TACC, the Texas Advanced Computing Center, knows all about big data. As a leading center of computational excellence in the United States, TACC relies on advanced computing technologies to enable discoveries that advance science and society. Of course, all the data that is generated requires a repository – that’s where Corral comes in. The large-scale data repository was deployed in 2009 to support the storing and sharing of research data at the University of Texas.
A recent article on TACC’s website highlights an important milestone for Corral. The DataDirect Networks storage system recently crossed the one petabyte mark in total data stored, and it now hosts over 100 unique data collections. The diverse assortment of datasets range from measurements of Earth’s gravity field to whale songs to mass spectrometry data, according to the piece by science writer Arron Dubrow.
Usage of the system continues to climb. For the last six months, usage has increased 10 percent per month.
“We’ve seen ever-increasing growth in the number and diversity of collections on Corral over the past several years,” said Chris Jordan, manager of the data management and collections group at TACC. “This shows how important a resource dedicated to data collections is to modern research practices, both for the researchers who are creating data and the worldwide community of researchers who use public data collections to further their own research.”

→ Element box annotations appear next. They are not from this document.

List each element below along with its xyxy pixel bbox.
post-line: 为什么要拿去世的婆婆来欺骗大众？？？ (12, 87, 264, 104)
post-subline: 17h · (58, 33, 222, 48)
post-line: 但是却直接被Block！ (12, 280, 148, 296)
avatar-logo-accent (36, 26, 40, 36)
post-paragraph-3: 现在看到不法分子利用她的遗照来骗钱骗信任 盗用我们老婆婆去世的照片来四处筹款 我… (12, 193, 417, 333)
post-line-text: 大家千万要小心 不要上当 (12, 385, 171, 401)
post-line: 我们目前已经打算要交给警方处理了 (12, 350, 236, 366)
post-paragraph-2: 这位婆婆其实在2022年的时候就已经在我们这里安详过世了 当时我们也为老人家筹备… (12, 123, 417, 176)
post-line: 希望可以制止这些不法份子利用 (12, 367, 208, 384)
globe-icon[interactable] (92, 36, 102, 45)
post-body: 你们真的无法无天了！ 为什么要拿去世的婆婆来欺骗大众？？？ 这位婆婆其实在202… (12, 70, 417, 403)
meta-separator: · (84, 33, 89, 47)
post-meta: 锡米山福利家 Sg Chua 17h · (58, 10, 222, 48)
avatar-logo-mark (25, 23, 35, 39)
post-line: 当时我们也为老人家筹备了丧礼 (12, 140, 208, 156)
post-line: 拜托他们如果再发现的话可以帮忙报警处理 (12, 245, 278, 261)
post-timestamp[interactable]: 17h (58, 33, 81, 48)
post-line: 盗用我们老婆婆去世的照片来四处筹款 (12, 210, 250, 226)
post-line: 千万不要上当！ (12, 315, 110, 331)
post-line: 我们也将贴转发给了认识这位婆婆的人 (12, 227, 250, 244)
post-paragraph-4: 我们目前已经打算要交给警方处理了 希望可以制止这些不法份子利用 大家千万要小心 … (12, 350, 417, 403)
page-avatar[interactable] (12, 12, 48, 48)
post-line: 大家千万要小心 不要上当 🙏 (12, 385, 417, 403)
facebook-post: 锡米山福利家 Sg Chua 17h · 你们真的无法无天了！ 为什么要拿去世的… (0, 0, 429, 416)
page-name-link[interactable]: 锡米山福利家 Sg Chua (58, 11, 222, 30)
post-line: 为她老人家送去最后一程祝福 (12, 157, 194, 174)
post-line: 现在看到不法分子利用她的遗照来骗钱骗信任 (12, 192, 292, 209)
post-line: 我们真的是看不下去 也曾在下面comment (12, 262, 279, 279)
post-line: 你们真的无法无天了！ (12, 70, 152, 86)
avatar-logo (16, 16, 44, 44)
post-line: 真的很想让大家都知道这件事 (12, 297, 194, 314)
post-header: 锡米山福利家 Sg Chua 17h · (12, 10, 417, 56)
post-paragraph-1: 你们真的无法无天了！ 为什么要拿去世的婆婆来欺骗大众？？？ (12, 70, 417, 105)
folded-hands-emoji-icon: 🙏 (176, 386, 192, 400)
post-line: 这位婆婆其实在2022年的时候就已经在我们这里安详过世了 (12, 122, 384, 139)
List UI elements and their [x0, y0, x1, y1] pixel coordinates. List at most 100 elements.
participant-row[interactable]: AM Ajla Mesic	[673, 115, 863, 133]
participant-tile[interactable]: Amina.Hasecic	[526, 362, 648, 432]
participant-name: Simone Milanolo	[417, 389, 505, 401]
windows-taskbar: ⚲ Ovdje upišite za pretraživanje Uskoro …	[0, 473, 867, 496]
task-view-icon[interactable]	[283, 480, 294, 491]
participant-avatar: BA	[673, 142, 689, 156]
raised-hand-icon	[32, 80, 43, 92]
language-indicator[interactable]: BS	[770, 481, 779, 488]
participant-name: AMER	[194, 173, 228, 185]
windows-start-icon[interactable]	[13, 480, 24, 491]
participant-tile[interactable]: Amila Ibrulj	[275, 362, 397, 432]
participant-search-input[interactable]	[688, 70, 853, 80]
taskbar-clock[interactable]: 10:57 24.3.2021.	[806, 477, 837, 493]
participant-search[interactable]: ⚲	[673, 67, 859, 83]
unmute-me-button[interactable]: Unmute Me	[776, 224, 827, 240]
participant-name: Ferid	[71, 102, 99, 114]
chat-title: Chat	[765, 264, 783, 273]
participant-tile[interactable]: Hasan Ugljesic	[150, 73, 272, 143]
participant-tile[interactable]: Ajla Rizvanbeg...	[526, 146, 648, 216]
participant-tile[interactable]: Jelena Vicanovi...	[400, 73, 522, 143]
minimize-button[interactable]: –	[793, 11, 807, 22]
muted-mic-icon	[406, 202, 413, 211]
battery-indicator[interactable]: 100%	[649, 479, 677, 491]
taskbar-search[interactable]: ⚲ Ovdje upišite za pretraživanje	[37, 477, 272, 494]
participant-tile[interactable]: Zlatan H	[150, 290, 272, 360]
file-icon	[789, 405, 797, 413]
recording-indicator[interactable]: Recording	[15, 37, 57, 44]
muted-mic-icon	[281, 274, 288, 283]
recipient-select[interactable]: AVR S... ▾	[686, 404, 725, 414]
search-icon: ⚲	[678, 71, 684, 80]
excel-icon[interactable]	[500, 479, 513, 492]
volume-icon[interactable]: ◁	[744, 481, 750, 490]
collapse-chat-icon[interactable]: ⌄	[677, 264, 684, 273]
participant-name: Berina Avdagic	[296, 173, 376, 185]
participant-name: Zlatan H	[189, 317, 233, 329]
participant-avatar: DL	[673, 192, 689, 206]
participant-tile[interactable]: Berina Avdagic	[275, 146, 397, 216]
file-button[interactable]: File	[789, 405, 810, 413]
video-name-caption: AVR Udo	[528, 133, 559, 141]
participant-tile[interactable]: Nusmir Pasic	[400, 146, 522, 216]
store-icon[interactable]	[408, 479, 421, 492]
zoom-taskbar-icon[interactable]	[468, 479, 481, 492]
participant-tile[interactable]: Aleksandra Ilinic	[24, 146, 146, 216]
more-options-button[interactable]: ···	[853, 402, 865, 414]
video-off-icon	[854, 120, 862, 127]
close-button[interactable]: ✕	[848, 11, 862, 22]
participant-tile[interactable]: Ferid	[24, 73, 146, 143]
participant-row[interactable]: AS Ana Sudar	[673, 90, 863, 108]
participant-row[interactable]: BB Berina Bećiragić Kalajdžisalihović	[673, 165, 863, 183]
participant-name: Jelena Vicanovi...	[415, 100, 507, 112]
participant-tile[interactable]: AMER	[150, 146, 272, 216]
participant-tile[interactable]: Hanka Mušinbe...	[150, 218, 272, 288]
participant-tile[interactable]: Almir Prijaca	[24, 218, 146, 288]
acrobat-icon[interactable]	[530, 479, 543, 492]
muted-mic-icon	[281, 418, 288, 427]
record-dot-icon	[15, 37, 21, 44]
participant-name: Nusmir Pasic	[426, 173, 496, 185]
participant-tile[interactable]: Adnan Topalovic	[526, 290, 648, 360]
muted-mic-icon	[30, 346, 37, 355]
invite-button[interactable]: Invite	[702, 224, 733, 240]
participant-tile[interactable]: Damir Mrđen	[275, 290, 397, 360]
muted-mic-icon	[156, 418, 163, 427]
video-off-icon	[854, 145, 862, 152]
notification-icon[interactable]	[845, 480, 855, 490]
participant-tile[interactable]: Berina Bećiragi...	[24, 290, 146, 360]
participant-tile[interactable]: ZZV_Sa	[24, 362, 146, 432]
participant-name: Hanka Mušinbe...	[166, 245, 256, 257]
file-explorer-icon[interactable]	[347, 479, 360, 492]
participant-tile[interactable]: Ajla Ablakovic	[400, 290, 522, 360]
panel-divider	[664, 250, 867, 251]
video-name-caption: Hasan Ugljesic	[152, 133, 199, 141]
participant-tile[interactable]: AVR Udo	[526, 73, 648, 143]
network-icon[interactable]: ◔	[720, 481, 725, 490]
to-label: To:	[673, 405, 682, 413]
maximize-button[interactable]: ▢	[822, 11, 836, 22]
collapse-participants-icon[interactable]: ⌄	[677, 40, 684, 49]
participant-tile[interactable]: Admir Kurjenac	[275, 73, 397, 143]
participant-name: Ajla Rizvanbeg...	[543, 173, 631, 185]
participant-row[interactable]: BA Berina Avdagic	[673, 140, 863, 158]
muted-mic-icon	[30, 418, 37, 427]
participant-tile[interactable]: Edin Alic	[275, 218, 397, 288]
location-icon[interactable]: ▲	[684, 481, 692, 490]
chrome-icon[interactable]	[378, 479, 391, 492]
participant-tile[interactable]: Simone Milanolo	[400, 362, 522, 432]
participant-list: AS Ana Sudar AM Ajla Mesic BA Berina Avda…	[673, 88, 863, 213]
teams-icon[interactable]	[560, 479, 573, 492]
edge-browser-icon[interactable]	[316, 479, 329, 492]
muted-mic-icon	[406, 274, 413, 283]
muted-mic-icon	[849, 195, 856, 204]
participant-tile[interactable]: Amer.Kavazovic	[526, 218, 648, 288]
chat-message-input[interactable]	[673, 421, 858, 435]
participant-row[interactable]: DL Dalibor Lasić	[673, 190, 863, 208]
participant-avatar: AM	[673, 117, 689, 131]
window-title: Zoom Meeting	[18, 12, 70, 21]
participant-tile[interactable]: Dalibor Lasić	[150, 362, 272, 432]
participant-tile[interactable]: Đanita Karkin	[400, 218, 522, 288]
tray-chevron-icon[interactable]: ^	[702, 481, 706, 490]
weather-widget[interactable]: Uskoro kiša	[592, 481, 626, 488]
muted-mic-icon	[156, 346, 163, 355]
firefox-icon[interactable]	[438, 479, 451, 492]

Corral is not the only storage mechanism at TACC, but it is unique for hosting large collections that are actively serving the community. TACC’s 100-petabyte Ranch tape archive serves as a long-term repository for archived work. The site’s newest petascale supercomputer, Stampede, includes more than 15 petabytes of dedicated storage, and there is also a scalable global file system, which adds another 20 petabytes. These are both used for short-term data retention to support ongoing simulations and analyses.
Corral, which has a current raw capacity of six petabytes, was designed and optimized to support complex large-scale collections and a collaborative research environment. With a high-speed connection to TACC’s other advanced computing systems, scientists can easily share data and results.
According to Niall Gaffney, TACC’s Director of Data Intensive Computing, “Corral is leading the way in the preservation and dissemination of data for researchers who are discovering that global, on-demand access to large quantities of data leads to previously unachievable results.”